I have considered killing myself. I even know how I would do it. You see, I am at times in such pain, that I would do anything to make the pain go away. I feel guilty about something most of the time. My cat is dying. I tried force feeding him and he tore into me and he won't take the syringe of food in his mouth. It ended up all over his fur, a blanket and me. I spent lots of money trying to figure out what was wrong with him, but there was not really a conclusion. He just won't eat. So, slowly, he is dying and I feel guilty that I can't save him.

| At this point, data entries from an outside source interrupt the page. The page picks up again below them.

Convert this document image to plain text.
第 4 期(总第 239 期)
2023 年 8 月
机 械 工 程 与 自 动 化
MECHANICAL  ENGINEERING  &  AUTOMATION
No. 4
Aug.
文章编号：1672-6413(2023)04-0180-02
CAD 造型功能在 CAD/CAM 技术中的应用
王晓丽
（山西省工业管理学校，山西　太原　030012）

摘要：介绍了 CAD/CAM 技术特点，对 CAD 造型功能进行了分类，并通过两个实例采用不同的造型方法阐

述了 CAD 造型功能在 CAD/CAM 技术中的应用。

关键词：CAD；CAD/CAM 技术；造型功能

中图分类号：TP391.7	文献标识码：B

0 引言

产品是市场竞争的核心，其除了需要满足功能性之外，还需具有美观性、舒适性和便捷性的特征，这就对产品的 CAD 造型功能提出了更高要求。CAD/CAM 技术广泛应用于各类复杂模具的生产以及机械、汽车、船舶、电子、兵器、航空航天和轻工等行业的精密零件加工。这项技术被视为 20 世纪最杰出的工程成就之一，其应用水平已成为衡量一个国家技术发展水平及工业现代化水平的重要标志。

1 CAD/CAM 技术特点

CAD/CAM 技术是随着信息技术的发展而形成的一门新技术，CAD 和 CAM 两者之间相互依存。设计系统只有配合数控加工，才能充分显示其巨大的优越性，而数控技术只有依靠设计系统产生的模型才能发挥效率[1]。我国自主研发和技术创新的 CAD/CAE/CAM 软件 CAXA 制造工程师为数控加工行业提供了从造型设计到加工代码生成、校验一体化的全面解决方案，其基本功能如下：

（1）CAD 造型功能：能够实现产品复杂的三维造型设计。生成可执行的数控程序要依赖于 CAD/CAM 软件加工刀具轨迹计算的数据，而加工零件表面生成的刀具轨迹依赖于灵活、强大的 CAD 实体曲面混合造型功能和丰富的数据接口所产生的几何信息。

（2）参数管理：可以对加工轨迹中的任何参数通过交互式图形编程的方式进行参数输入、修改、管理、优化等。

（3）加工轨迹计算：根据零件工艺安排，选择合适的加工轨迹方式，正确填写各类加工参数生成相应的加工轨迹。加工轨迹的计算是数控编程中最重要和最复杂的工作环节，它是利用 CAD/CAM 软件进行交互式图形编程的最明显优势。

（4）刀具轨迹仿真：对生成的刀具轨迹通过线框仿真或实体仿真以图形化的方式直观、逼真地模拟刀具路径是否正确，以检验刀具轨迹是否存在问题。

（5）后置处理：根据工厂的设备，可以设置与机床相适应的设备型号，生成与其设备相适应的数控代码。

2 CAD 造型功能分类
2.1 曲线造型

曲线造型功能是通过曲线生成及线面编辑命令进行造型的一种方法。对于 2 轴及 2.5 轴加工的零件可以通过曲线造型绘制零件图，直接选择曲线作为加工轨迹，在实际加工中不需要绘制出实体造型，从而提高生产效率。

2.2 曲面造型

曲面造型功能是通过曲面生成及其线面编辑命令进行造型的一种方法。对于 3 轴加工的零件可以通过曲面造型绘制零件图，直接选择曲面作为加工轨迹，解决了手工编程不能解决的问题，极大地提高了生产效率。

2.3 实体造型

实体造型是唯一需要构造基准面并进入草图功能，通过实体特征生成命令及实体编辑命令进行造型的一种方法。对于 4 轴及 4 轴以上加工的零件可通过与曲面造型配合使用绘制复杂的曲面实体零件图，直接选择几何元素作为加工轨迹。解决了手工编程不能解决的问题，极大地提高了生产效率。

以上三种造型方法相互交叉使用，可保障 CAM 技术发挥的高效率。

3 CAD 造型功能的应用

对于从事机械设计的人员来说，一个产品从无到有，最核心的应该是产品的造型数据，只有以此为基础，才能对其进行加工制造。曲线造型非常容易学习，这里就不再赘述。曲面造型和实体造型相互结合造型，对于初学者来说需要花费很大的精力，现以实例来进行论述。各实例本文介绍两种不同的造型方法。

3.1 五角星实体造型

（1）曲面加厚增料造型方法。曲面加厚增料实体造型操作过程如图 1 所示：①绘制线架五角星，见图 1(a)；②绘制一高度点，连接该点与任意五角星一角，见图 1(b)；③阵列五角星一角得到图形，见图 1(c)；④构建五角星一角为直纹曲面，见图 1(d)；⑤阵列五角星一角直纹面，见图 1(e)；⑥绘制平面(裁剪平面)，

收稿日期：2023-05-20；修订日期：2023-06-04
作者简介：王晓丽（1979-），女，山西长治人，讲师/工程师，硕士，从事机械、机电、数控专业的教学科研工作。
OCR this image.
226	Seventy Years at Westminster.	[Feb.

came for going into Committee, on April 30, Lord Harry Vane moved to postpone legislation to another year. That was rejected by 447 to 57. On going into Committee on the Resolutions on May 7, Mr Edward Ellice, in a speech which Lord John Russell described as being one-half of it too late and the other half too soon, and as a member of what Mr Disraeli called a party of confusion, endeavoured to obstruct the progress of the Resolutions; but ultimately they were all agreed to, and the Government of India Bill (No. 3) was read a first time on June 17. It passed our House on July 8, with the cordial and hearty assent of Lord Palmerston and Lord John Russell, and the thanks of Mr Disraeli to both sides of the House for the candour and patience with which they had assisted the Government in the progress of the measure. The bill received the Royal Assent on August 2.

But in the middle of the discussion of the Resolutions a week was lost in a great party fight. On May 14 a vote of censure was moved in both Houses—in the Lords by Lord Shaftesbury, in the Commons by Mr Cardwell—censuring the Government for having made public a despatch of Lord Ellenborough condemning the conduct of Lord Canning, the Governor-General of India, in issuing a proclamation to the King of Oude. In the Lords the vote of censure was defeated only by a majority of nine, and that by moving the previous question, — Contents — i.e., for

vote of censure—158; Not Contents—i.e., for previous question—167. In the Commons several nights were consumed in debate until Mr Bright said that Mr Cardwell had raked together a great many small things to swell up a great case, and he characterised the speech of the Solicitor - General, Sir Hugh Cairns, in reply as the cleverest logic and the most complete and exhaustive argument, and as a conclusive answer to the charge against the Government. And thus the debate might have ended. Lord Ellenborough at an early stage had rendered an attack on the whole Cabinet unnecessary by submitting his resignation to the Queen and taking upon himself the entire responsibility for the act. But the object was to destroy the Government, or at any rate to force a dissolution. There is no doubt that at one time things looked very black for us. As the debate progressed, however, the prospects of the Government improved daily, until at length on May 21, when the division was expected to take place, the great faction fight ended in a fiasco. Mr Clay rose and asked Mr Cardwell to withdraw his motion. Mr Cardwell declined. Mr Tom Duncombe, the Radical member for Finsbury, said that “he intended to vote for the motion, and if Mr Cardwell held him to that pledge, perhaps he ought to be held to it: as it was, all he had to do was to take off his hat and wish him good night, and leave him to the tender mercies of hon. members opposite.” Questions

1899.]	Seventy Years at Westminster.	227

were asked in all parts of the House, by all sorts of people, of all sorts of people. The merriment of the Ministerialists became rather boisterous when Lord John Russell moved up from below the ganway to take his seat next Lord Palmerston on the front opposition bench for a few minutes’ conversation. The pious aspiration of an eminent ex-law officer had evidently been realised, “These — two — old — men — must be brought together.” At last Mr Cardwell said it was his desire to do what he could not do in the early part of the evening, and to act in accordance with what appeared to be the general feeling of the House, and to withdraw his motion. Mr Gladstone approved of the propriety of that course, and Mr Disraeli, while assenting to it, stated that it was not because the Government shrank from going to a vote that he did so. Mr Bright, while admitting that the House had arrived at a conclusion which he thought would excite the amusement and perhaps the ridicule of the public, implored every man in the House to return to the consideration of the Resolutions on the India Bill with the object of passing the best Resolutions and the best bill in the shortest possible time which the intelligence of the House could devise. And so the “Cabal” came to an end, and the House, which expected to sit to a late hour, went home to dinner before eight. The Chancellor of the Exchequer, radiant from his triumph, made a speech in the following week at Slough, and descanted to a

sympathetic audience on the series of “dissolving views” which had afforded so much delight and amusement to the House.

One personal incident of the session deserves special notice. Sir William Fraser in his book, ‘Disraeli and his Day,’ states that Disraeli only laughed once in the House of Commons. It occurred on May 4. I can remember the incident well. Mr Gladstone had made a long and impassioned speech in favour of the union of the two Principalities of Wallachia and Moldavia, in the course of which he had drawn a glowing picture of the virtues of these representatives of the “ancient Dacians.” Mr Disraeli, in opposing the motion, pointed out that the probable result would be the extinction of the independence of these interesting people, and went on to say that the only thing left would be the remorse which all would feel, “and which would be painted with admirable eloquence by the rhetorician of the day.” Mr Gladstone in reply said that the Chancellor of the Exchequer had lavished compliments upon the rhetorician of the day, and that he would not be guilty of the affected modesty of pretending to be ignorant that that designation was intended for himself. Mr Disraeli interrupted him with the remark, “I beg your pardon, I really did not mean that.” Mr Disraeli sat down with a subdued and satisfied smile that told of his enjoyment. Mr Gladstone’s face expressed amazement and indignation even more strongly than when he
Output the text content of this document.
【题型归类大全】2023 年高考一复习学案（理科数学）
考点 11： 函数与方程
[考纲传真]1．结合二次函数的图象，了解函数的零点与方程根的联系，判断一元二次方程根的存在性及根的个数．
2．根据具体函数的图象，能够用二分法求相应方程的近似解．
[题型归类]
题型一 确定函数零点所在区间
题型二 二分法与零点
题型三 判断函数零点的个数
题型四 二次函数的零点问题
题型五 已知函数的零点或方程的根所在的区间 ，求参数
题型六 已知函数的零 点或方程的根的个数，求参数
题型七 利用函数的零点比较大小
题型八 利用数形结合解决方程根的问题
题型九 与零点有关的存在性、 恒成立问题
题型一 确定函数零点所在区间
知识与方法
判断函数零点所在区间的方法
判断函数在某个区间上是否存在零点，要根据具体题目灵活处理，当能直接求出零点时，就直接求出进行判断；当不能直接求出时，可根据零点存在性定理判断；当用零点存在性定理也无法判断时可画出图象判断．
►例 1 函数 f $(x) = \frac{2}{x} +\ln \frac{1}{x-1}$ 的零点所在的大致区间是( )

Then my cousin tells me how she saved some kittens by giving them Ensure drop by drop for hours during the day. She saved the kittens. She also mentioned another cat she saved that lived five years longer. Rather than taking what she said as encouragement or just conversation, I took it as criticism in my efforts with my cat. The guilt of not being as good as she was made me feel like a bad person.

I isolate myself. I have been asked to go do things with friends, but at the last minute, I cannot make myself go. I tell them I cannot make myself go and then feel guilty that I have hurt their feelings. After being turned down numerous times, my friends quit asking. Then I feel unworthy and guilty that I treated them that way.

I wasn't always this way. I was shy, but I did go places and do things. I have always had the guilt, but the older I get, the more guilt I feel.

The guilt gives way to anxiety which becomes depression. I take medicine for the anxiety and the depression, but it does not always work.

I know we all have problems. Some of us cope better than others. To some, the problems are a bump in the road, to others they are a giant hole.

Mental health problems can be dealt with if there are enough professionals. I've tried two. Neither were right for me. I tried calling a psychologist. She laughed and told me it would be at least two years before she could work me in. TWO YEARS.

I apologize if I have shown you too much of myself. If you want to unfriended me, that is your right, and I cannot blame you.

In the meantime, I grasp at the threads that keep me from falling into the abyss.